Furthermore, we now have, for the first time, data on what happens to people who have none of these three major risk factors. With that knowledge, we can end heart disease as an epidemic. It's that simple.
Q: Haven't researchers estimated the risks of high cholesterol, high blood pressure, and smoking before?
A: Yes. And we learned that the more risk factors you've got, the worse off you are. But the earlier comparisons focused on unfavorable or adverse levels. For example, we compared people with cholesterol of 240 and higher to those who were below 240. But below 240 is not favorable. Below 200 is. And optimal is below 180.
We did the same thing with blood pressure. We compared people with blood pressure of 140 over 90 and above to those whose blood pressures were below. But below 140 over 90 isn't favorable--120 over 80 and lower is. We never looked at people with favorable levels.
Q: Why not?
A: There were just too few people who were low-risk. We wanted men and women who had none of the three major risk factors when our studies began in the late 1960s--people who didn't smoke and who had total cholesterol levels below 200 and blood pressures of 120 over 80 or below. And we wanted people who had no history of diabetes or heart attack.

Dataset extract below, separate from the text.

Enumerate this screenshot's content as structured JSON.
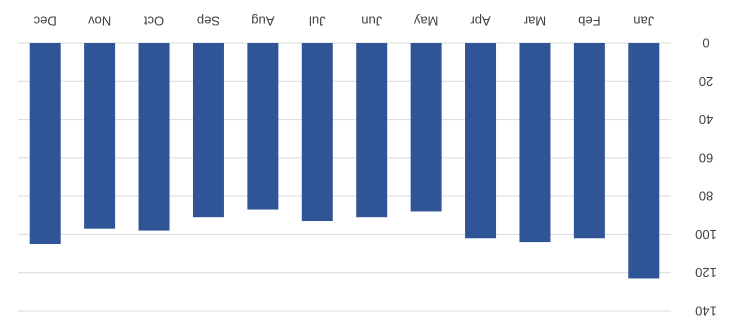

Those people made up less than ten percent of every group of men we looked at, and about 20 percent of younger women. It wasn't until we screened roughly 400,000 people in two major studies that we could identify enough low-risk people. Our latest studies have tracked them for at least 25 years.
Q: Did they live longer?
A: Yes. The findings were all that we could hope for. For example, for two groups of men who were under age 40 when the study began--about 82,000 men altogether--the long-term death rate from coronary heart disease was reduced by 90 percent for low-risk men compared to all others.

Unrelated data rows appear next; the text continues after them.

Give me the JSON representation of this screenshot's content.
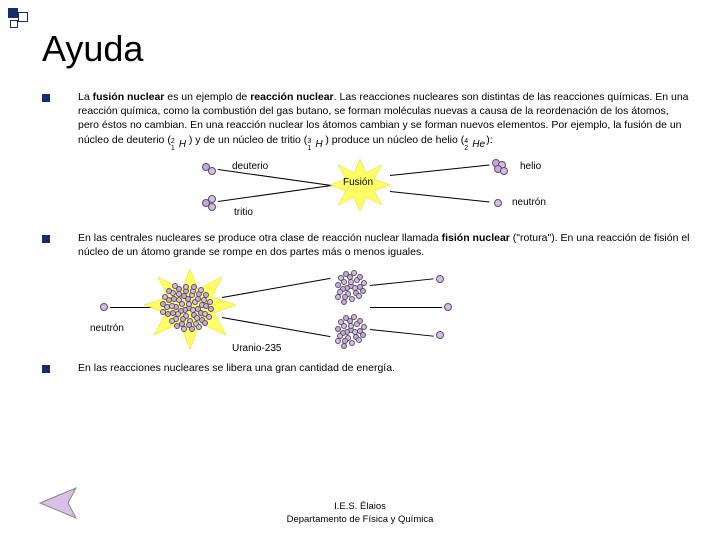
{
  "title": "Ayuda",
  "para1": {
    "seg1": "La ",
    "b1": "fusión nuclear",
    "seg2": " es un ejemplo de ",
    "b2": "reacción nuclear",
    "seg3": ". Las reacciones nucleares son distintas de las reacciones químicas. En una reacción química, como la combustión del gas butano, se forman moléculas nuevas a causa de la reordenación de los átomos, pero éstos no cambian. En una reacción nuclear los átomos cambian y se forman nuevos elementos. Por ejemplo, la fusión de un núcleo de deuterio (",
    "seg4": ") y de un núcleo de tritio (",
    "seg5": ") produce un núcleo de helio (",
    "seg6": "):"
  },
  "isotopes": {
    "deuterio": {
      "a": "2",
      "z": "1",
      "sym": "H"
    },
    "tritio": {
      "a": "3",
      "z": "1",
      "sym": "H"
    },
    "helio": {
      "a": "4",
      "z": "2",
      "sym": "He"
    }
  },
  "fusion_labels": {
    "deuterio": "deuterio",
    "tritio": "tritio",
    "fusion": "Fusión",
    "helio": "helio",
    "neutron": "neutrón"
  },
  "para2": {
    "seg1": "En las centrales nucleares se produce otra clase de reacción nuclear llamada",
    "b1": " fisión nuclear",
    "seg2": " (\"rotura\"). En una reacción de fisión el núcleo de un átomo grande se rompe en dos partes más o menos iguales."
  },
  "fission_labels": {
    "neutron": "neutrón",
    "uranio": "Uranio-235"
  },
  "para3": "En las reacciones nucleares se libera una gran cantidad de energía.",
  "footer": {
    "line1": "I.E.S. Élaios",
    "line2": "Departamento de Física y Química"
  },
  "colors": {
    "accent": "#1a2a6c",
    "proton": "#c9a5e8",
    "neutron": "#d8b8f0",
    "star_fill": "#ffff66",
    "star_stroke": "#e6d800",
    "arrow_fill": "#d8c0e8",
    "arrow_stroke": "#888888"
  }
}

We estimated that these low-risk younger men--freed of the burden of epidemic coronary disease--lived six to ten years longer than the other men. The results were similar for low-risk women. For these people, there was no heart disease epidemic.
Q: How about people who were middle-aged when the study began?

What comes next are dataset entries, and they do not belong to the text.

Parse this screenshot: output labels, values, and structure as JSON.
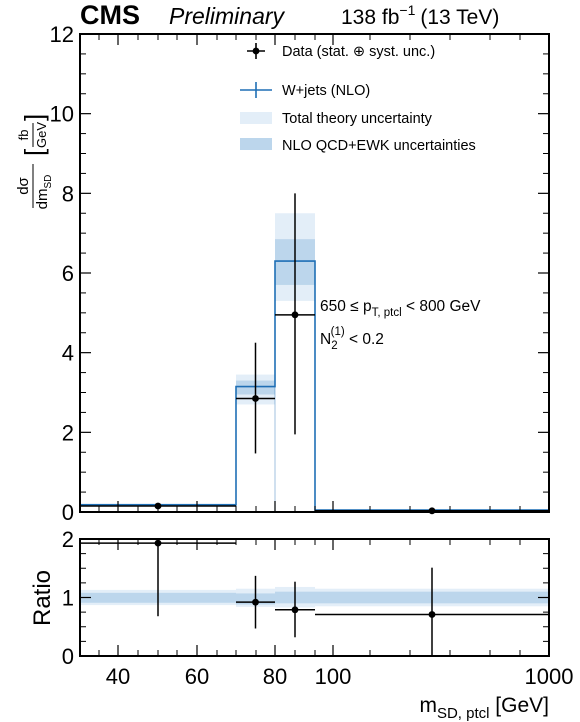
{
  "header": {
    "experiment": "CMS",
    "status": "Preliminary",
    "lumi_value": "138 fb",
    "lumi_exp": "−1",
    "energy": "(13 TeV)"
  },
  "legend": {
    "data": "Data (stat. ⊕ syst. unc.)",
    "mc": "W+jets (NLO)",
    "theory": "Total theory uncertainty",
    "qcdewk": "NLO QCD+EWK uncertainties"
  },
  "annotation": {
    "line1_a": "650 ≤ p",
    "line1_sub": "T, ptcl",
    "line1_b": " < 800 GeV",
    "line2_a": "N",
    "line2_sub": "2",
    "line2_sup": "(1)",
    "line2_b": " < 0.2"
  },
  "axes": {
    "y_main_num": "dσ",
    "y_main_den_a": "dm",
    "y_main_den_sub": "SD",
    "y_main_unit_num": "fb",
    "y_main_unit_den": "GeV",
    "y_ratio": "Ratio",
    "x_a": "m",
    "x_sub": "SD, ptcl",
    "x_unit": " [GeV]"
  },
  "colors": {
    "mc_line": "#1f6fb5",
    "theory_band": "#e3eef8",
    "qcdewk_band": "#bcd6ec",
    "data": "#000000"
  },
  "chart_data": [
    {
      "type": "histogram",
      "panel": "main",
      "bin_edges": [
        "~30",
        "70",
        "80",
        "90",
        "1000"
      ],
      "x_tick_labels": [
        "40",
        "60",
        "80",
        "100",
        "1000"
      ],
      "y_tick_labels": [
        "0",
        "2",
        "4",
        "6",
        "8",
        "10",
        "12"
      ],
      "ylim": [
        0,
        12
      ],
      "series": [
        {
          "name": "W+jets (NLO)",
          "values": [
            0.18,
            3.15,
            6.3,
            0.05
          ],
          "theory_band": [
            [
              0.14,
              0.22
            ],
            [
              2.7,
              3.45
            ],
            [
              5.3,
              7.5
            ],
            [
              0.03,
              0.07
            ]
          ],
          "qcdewk_band": [
            [
              0.16,
              0.2
            ],
            [
              2.95,
              3.3
            ],
            [
              5.7,
              6.85
            ],
            [
              0.04,
              0.06
            ]
          ]
        },
        {
          "name": "Data (stat. ⊕ syst. unc.)",
          "values": [
            0.15,
            2.85,
            4.95,
            0.03
          ],
          "err_low": [
            0.05,
            1.38,
            3.0,
            0.02
          ],
          "err_high": [
            0.05,
            1.4,
            3.05,
            0.02
          ]
        }
      ]
    },
    {
      "type": "ratio",
      "panel": "ratio",
      "ylabel": "Ratio",
      "y_tick_labels": [
        "0",
        "1",
        "2"
      ],
      "ylim": [
        0,
        2
      ],
      "values": [
        1.93,
        0.92,
        0.79,
        0.71
      ],
      "err_low": [
        1.25,
        0.45,
        0.47,
        0.8
      ],
      "err_high": [
        0.07,
        0.45,
        0.48,
        0.8
      ],
      "theory_band": [
        [
          0.87,
          1.13
        ],
        [
          0.84,
          1.15
        ],
        [
          0.83,
          1.18
        ],
        [
          0.85,
          1.15
        ]
      ],
      "qcdewk_band": [
        [
          0.91,
          1.08
        ],
        [
          0.88,
          1.07
        ],
        [
          0.9,
          1.1
        ],
        [
          0.9,
          1.1
        ]
      ]
    }
  ]
}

A: We estimated that low-risk middle-aged people would live six years longer than all others. Our results probably also apply to older low-risk people, but we didn't have enough of them to say for sure.
Q: Are you just talking about heart disease?
A: No. The low-risk people also had lower death rates from stroke and cancer. And people who were low-risk in middle age were more likely to sail into older age with a better quality of life, less chronic illness, lower Medicare costs, and no evidence of advanced atherosclerosis in their coronary arteries.
Q: What about other risk factors?
A: Diet is a risk factor, but it isn't readily measured. Overweight is a risk factor beyond its impact on blood cholesterol, blood pressure, and diabetes, but we were unsure of that in the late 1960s. And we measured total instead of LDL--so-called bad--cholesterol because when these large studies started, it was cheaper, easier, and less error-prone to measure. But that's not a problem because total cholesterol mirrors LDL, and it predicts heart disease risk.
Q: Why are so few Americans at low risk?
A: It's interesting--in young adults, average levels are still favorable. Blood pressure averages about 116 over 70 and cholesterol averages about 180. But as people age, their blood pressure and cholesterol rise. In part, that's because we eat too much salt, sugar, and fatty baked goods, red meat, and dairy products. And we eat too many calories and exercise too little.
Now we have a diet that can lower blood pressure and cholesterol and keep both from rising with age. It's called DASH, or Dietary Approaches to Stop Hypertension (see "A DASHing Pyramid," p. 8).